“What is your nom de jeune fille?” the banker asked me, as he entered my vital info in his computer to open my account. Jeune means young and fille is girl, or daughter, but the phrase jeune fille means something else altogether. A teenage girl, or a woman in her twenties. A sweet young thing, a hot chick, or as they say here, a nana (which is not a synonym for grandma, believe me). What’s my hot chick name? I don’t know? Can I make one up?
I didn’t say that, though. Instead, I asked, “The name of my daughter?” and started to spell it.
“No, your name before you were married.”
My maiden name. Because a jeune fille is also a maiden (or at least she was in Shakespeare’s time). A mademoiselle.

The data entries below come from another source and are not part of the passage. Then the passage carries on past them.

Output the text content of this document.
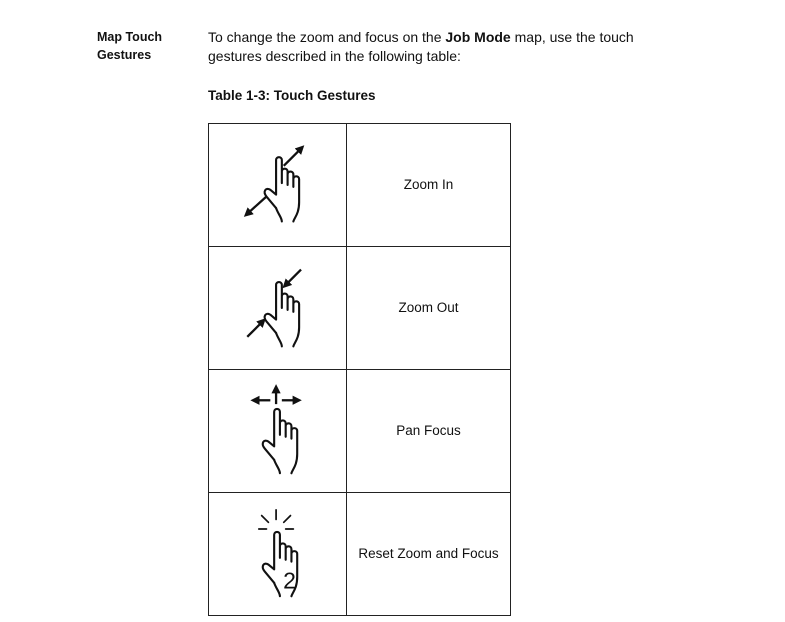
Map Touch
Gestures

To change the zoom and focus on the Job Mode map, use the touch gestures described in the following table:

Table 1-3: Touch Gestures
	Zoom In

	Zoom Out

	Pan Focus

2	Reset Zoom and Focus
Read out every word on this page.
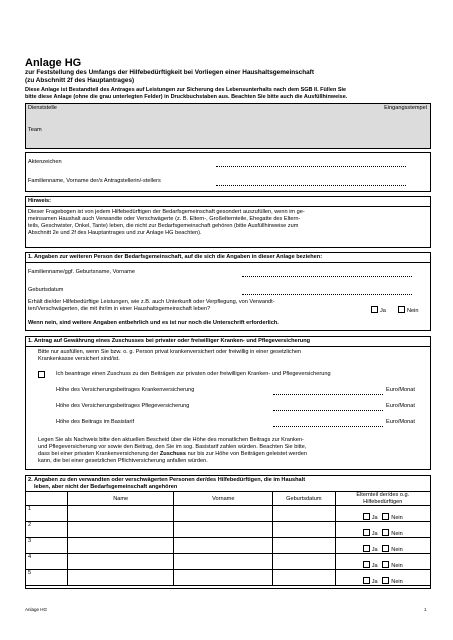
Anlage HG
zur Feststellung des Umfangs der Hilfebedürftigkeit bei Vorliegen einer Haushaltsgemeinschaft
(zu Abschnitt 2f des Hauptantrages)
Diese Anlage ist Bestandteil des Antrages auf Leistungen zur Sicherung des Lebensunterhalts nach dem SGB II. Füllen Sie
bitte diese Anlage (ohne die grau unterlegten Felder) in Druckbuchstaben aus. Beachten Sie bitte auch die Ausfüllhinweise.
Dienststelle	Eingangsstempel
Team
Aktenzeichen
Familienname, Vorname der/s Antragstellerin/-stellers
Hinweis:
Dieser Fragebogen ist von jedem Hilfebedürftigen der Bedarfsgemeinschaft gesondert auszufüllen, wenn im ge-
meinsamen Haushalt auch Verwandte oder Verschwägerte (z. B. Eltern-, Großelternteile, Ehegatte des Eltern-
teils, Geschwister, Onkel, Tante) leben, die nicht zur Bedarfsgemeinschaft gehören (bitte Ausfüllhinweise zum
Abschnitt 2e und 2f des Hauptantrages und zur Anlage HG beachten).
1. Angaben zur weiteren Person der Bedarfsgemeinschaft, auf die sich die Angaben in dieser Anlage beziehen:
Familienname/ggf. Geburtsname, Vorname
Geburtsdatum
Erhält die/der Hilfebedürftige Leistungen, wie z.B. auch Unterkunft oder Verpflegung, von Verwandt-
ten/Verschwägerten, die mit ihr/im in einer Haushaltsgemeinschaft leben?	Ja	Nein
Wenn nein, sind weitere Angaben entbehrlich und es ist nur noch die Unterschrift erforderlich.
1. Antrag auf Gewährung eines Zuschusses bei privater oder freiwilliger Kranken- und Pflegeversicherung
Bitte nur ausfüllen, wenn Sie bzw. o. g. Person privat krankenversichert oder freiwillig in einer gesetzlichen
Krankenkasse versichert sind/ist.
Ich beantrage einen Zuschuss zu den Beiträgen zur privaten oder freiwilligen Kranken- und Pflegeversicherung
Höhe des Versicherungsbeitrages Krankenversicherung	Euro/Monat
Höhe des Versicherungsbeitrages Pflegeversicherung	Euro/Monat
Höhe des Beitrags im Basistarif	Euro/Monat
Legen Sie als Nachweis bitte den aktuellen Bescheid über die Höhe des monatlichen Beitrags zur Kranken-
und Pflegeversicherung vor sowie den Beitrag, den Sie im sog. Basistarif zahlen würden. Beachten Sie bitte,
dass bei einer privaten Krankenversicherung der Zuschuss nur bis zur Höhe von Beiträgen geleistet werden
kann, die bei einer gesetzlichen Pflichtversicherung anfallen würden.
2. Angaben zu den verwandten oder verschwägerten Personen der/des Hilfebedürftigen, die im Haushalt
leben, aber nicht der Bedarfsgemeinschaft angehören
	Name	Vorname	Geburtsdatum	Elternteil der/des o.g.
Hilfebedürftigen

1				Ja Nein
2				Ja Nein
3				Ja Nein
4				Ja Nein
5				Ja Nein
Anlage HG	1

“We have to ask whether you want to use your maiden name,” he said. “And we have to use Madame, whether you are married or not. It’s a new law.”
“Really?” I asked.
“Everyone received a memo from the government. It’s illegal to use Mademoiselle anymore.”
“We got the memo, too,” said the woman from human resources, who was acting as our intermediary (because, apparently, it’s next-to-impossible to open an account without a connection).
“You can’t even call children Mademoiselle?” my husband asked. He was trying to endear himself to our French bureaucrats by engaging in the small talk we’ve been told is essential to doing any business here. If a fifteen-minute transaction takes an hour, count it successsful, because it’s all about “relationship building.”
“If fillettes start opening bank accounts, imagine, I’ll have to call them Madame!” our banker chuckled. I wondered, but didn’t ask, why little girls need titles at all.
Our previous account, at a different bank, listed our names (without asking how we wanted them) as M ou Mme James Harrigan, or Mr. and Mrs. James Harrigan. A title is not just symbolic, but practical, since this one caused many wasted hours trying to track international wire transfers that were unable to make the connection from Mrs. James Harrigan to me. I had disappeared.
But I’m back. I can’t choose my own nom de jeune fille, but I can invent a nom de plume. Candy? Bunny? Gigi? Perhaps something, like the phrase jeune fille itself, which seems to mean so many different things to so many different people—young but not too young, innocent and old-fashioned, worldly and nubile—at the same time.